The Analytical, the Practical and the Pragmatic

Recently on a trip I talked to some very interesting development people, who were quite worried about a large XML implementation they were in the middle of. They were surprised that it is possible to have XML without a XSD schema; I was more surprised.

And they were worried that they had to do their data modeling using XSD schema, when they thought it might be better to use err a modeling language; after a certain project size, I would agree with them.

But it brought home to me that if might be useful for some of the other ways of looking at the world through XML glasses to be better known. In particular, where does Schematron fit in?

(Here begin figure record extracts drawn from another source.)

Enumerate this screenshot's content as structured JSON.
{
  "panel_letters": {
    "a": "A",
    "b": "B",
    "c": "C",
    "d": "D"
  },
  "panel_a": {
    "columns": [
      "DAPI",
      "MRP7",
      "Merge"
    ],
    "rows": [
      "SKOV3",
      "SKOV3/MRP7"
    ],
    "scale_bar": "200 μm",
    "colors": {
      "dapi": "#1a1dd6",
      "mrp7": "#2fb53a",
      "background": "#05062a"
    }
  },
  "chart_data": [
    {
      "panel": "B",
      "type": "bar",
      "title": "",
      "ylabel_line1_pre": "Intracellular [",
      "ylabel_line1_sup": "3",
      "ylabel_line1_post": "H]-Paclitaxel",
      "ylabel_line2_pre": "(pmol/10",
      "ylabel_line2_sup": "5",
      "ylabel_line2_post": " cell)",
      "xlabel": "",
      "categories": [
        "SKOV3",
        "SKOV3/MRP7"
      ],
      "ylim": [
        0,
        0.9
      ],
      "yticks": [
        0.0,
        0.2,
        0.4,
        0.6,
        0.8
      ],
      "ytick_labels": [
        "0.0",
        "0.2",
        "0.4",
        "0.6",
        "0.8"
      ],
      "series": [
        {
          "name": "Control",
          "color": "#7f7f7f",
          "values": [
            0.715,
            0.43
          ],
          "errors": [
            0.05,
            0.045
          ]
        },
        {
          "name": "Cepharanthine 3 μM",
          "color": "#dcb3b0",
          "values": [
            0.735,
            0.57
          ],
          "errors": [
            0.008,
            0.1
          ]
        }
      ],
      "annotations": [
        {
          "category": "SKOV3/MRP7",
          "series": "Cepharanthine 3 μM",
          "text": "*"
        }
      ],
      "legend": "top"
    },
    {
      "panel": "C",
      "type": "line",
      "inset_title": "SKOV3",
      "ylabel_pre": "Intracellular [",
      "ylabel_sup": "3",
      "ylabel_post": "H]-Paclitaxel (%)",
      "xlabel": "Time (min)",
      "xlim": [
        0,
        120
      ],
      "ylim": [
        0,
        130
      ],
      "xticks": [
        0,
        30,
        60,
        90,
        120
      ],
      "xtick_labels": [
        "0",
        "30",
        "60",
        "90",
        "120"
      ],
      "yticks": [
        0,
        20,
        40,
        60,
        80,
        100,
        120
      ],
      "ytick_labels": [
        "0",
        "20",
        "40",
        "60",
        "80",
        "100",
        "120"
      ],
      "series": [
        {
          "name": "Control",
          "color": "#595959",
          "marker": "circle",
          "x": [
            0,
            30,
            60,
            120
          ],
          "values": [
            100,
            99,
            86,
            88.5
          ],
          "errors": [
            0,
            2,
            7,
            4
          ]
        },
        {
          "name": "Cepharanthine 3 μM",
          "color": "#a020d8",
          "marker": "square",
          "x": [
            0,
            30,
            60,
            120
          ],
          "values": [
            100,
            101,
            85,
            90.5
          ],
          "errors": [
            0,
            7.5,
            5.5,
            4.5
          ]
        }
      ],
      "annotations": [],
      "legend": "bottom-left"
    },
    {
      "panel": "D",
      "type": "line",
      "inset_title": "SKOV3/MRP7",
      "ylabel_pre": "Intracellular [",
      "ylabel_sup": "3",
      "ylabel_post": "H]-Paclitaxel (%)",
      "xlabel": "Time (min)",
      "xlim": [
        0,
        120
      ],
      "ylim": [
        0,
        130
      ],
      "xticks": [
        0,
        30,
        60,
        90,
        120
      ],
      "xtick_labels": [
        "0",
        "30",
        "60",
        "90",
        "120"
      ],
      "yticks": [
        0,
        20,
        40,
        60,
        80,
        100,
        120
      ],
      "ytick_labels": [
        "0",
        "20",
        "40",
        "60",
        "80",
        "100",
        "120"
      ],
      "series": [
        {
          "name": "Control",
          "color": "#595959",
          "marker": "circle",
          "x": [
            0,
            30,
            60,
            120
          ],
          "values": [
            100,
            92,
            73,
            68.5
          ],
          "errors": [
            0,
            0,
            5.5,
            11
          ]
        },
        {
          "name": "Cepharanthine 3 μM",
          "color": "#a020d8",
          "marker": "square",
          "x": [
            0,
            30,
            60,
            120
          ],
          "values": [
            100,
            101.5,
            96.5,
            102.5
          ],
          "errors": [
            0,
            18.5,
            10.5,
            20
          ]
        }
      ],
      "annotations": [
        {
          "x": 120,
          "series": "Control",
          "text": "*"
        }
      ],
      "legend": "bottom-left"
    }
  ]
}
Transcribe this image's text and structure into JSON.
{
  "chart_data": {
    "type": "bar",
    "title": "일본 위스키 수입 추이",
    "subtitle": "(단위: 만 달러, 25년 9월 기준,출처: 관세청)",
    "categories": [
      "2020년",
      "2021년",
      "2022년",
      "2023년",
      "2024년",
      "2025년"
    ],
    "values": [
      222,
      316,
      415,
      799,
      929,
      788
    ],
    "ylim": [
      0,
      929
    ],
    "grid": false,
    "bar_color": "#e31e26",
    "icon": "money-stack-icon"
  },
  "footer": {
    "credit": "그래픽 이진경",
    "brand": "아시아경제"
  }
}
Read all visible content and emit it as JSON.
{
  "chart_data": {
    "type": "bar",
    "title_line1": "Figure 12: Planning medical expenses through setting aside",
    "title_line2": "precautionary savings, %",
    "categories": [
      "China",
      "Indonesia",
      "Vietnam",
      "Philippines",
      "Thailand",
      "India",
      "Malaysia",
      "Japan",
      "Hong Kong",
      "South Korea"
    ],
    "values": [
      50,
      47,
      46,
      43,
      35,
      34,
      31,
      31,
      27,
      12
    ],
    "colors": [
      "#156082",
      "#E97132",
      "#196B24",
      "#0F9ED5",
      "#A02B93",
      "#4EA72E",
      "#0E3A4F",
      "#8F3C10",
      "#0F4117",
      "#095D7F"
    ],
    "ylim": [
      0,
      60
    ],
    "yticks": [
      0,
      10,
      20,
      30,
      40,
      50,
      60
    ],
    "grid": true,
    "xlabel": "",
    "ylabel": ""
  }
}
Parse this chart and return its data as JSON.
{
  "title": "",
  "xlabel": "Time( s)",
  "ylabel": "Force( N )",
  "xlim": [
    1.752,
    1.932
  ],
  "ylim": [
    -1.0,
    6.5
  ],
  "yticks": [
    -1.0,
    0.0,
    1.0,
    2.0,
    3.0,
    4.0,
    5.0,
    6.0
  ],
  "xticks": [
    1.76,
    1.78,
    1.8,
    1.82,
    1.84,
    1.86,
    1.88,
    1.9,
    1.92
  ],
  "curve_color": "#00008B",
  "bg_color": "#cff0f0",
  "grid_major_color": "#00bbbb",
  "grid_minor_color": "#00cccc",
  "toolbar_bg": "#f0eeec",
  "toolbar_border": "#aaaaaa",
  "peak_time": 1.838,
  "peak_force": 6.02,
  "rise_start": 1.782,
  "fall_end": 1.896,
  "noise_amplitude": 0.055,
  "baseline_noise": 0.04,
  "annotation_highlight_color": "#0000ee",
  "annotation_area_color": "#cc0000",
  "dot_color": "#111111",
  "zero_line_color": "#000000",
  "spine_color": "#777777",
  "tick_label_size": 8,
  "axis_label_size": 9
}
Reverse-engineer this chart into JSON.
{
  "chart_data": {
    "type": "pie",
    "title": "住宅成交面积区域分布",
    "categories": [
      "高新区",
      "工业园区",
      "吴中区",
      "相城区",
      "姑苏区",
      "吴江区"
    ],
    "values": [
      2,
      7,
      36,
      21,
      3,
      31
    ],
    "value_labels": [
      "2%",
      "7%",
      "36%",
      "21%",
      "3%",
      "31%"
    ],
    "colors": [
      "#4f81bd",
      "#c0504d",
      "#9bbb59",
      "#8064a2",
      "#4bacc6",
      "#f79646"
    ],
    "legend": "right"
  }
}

So I made up this little diagram, which corresponds more to how things are panning out on some projects I have been involved in:

  • First, in the analytical layer we create a glossary which lists and defines all the objects the system has. (We may use a UML diagram for this, for connected to Use Cases through a Traceability diagram.) Then the business requirements lists and defines all the relationships between the different objects.
  • Next, we have the practical layer, where we have XML instances that implement the objects, and a Schematron schema that implements the business requirements rules.
  • Finally, we have, if needed, the pragmatic layer. This takes care of any stray issues that relate to how an XML document is transmitted or stored or displayed. For example, we might want to store some of the data in a DBMS, so we would like constrain the field lengths of certain information items. These lengths have nothing to do with any specific business requirement, and might only impact some systems. They are merely constraints necessary to fit in with some particular extrinsic technology: XML file serialization, DOM object creation, realational data mapping, and so on.The grammar-based schema languages such as RELAX NG and XSD fit in here.

The big difference in this model and conventional ways of thinking about schemas, is the role of the non-Schematron schema languages: they are limited to providing limited pragmatic information, certainly not being used as data models. I often see that people want to use the schema in an analytical position: it does not have to be there, and may not be a good fit there.